- Born: Alpha Wilnet Coles September 16, 1939 (age 86) Lynchburg, Virginia
- Education: Howard University (BA, MFA)
- Occupations: Fashion designer,interior designer, businesswoman
- Years active: 1960-
- Known for: fashion design, interior design, and philanthropy
- Spouse: Walter Blackburn (m.1959-2000)
- Children: Chi Blackburn, Anthony Blackburn, Sydney Blackburn

= Alpha Blackburn =

American designer, businesswoman and philanthropist

Alpha Blackburn is an American former television host, award-winning fashion and interior designer, and philanthropist. She also served as the president and CEO of Blackburn Architects.

== Early life and education ==
Blackburn was born September 16, 1939 in Lynchburg, Virginia. She began designing clothing while in elementary school, but observed that she had few people to help her because fashion design was not commonly known in her town. Later, she received a scholarship to attend Howard University in Washington D. C. where she graduated cum laude with a B.A in Design and an M.F.A. in Painting and Art History. She met her late husband, prominent architect from Indianapolis, Dr. Walter Scott Blackburn at Howard University. At the end of Alpha's sophomore year, the couple were married by Walter's father, Cleo W. Blackburn. They married on September 11, 1959. After graduating from Howard, she settled with her husband in Indianapolis circa 1965 and continues to be active in fashion, television, business and philanthropy. Together the couple had two sons Chi and Anthony, and a daughter Sydney.

== Career ==

=== Fashion ===
In 1965, Blackburn and her husband settled in Indianapolis, where she began her fashion career. Blackburn was a fashion model, including for L. S. Aryes. She was honored as Fashion Designer of the Year at the Flamingo Club Easter Fashion Show in April 1976. Her designs were featured in stores like L.S Aryes, Davidson's, and Gabriella. Blackburn created designs under the Alpha Originals label. In 1978, Blackburn presented her new fall and winter collection Alpha II, at Stouffer's Windsor Ballroom. She also created wedding designs.

=== Television and publishing ===
Blackburn hosted the WISH-TV show, Indy Today, in the 70s and interviewed notable celebrities. She also hosted the talk show, Indiana Illustrated.

=== Architecture ===
Blackburn and her husband established an architecture firm, Blackburn Associates Architecture in 1981, later renamed Blackburn Architects, Inc., and worked in tandem on several architecture projects. This was the first architecture firm that was African American owned in Indianapolis. She loaned her design talents with input on the interiors on their joint projects such as Indianapolis Public School 39, 500 Place, and Grace Apostolic Church. In September 1998, Blackburn Architects was named the lead architect and architect on record for the construction of the National Underground Railroad Freedom Center. This was a joint project. In the second year of the seven year project, her husband died after a battle with cancer. She decided to see the project through to its grand opening, in his honor. Upon her husband's passing, Blackburn also took over as President of Blackburn Architects, Inc. In 2019, she was inducted into the Central Indiana Business Hall of Fame.
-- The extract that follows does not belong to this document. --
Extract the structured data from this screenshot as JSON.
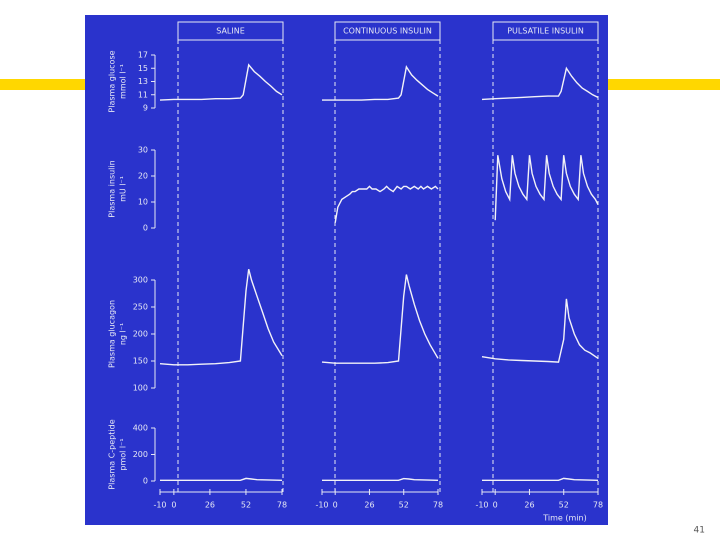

== Philanthropy and community work ==
Blackburn impacted business in Indianapolis but also has contributed remarkably through community and philanthropic efforts. Throughout her time in Indianapolis, she has served on many boards. She served as the secretary for the board of directors of the YWCA, a member of Alliance of the Museum of Art, and the Flanner House Guild. She was also affiliated with the Indianapolis chapters of Gay Northeasterners and Links.

Blackburn has held fashion shows to benefit different causes throughout her career in fashion. In April 1973, she debuted some of her latest fashions for Fashion Project "73", where proceeds were to benefit the Harris Home for Children, which at the time was the only accredited establishment that accommodated Black children. Blackburn established the Alpha and Walter Blackburn Scholarship Fund (AWBSF) in 2004, in memory of her late husband, Walter Blackburn. Every year since 2005, she has hosted the Fashion Extravaganza, which is a fashion show that benefits AWBSF. She later launched the Alpha Blackburn Scholarship of the Arts that provides aid to young art students at the Herron School of Art and Design at IU Indianapolis. In March 2013, Blackburn was honored for her 25 years of service to the Indiana Civil Rights Commission. She was recognized by the Indiana Senate in March 2023 for her philanthropic contributions to Indianapolis.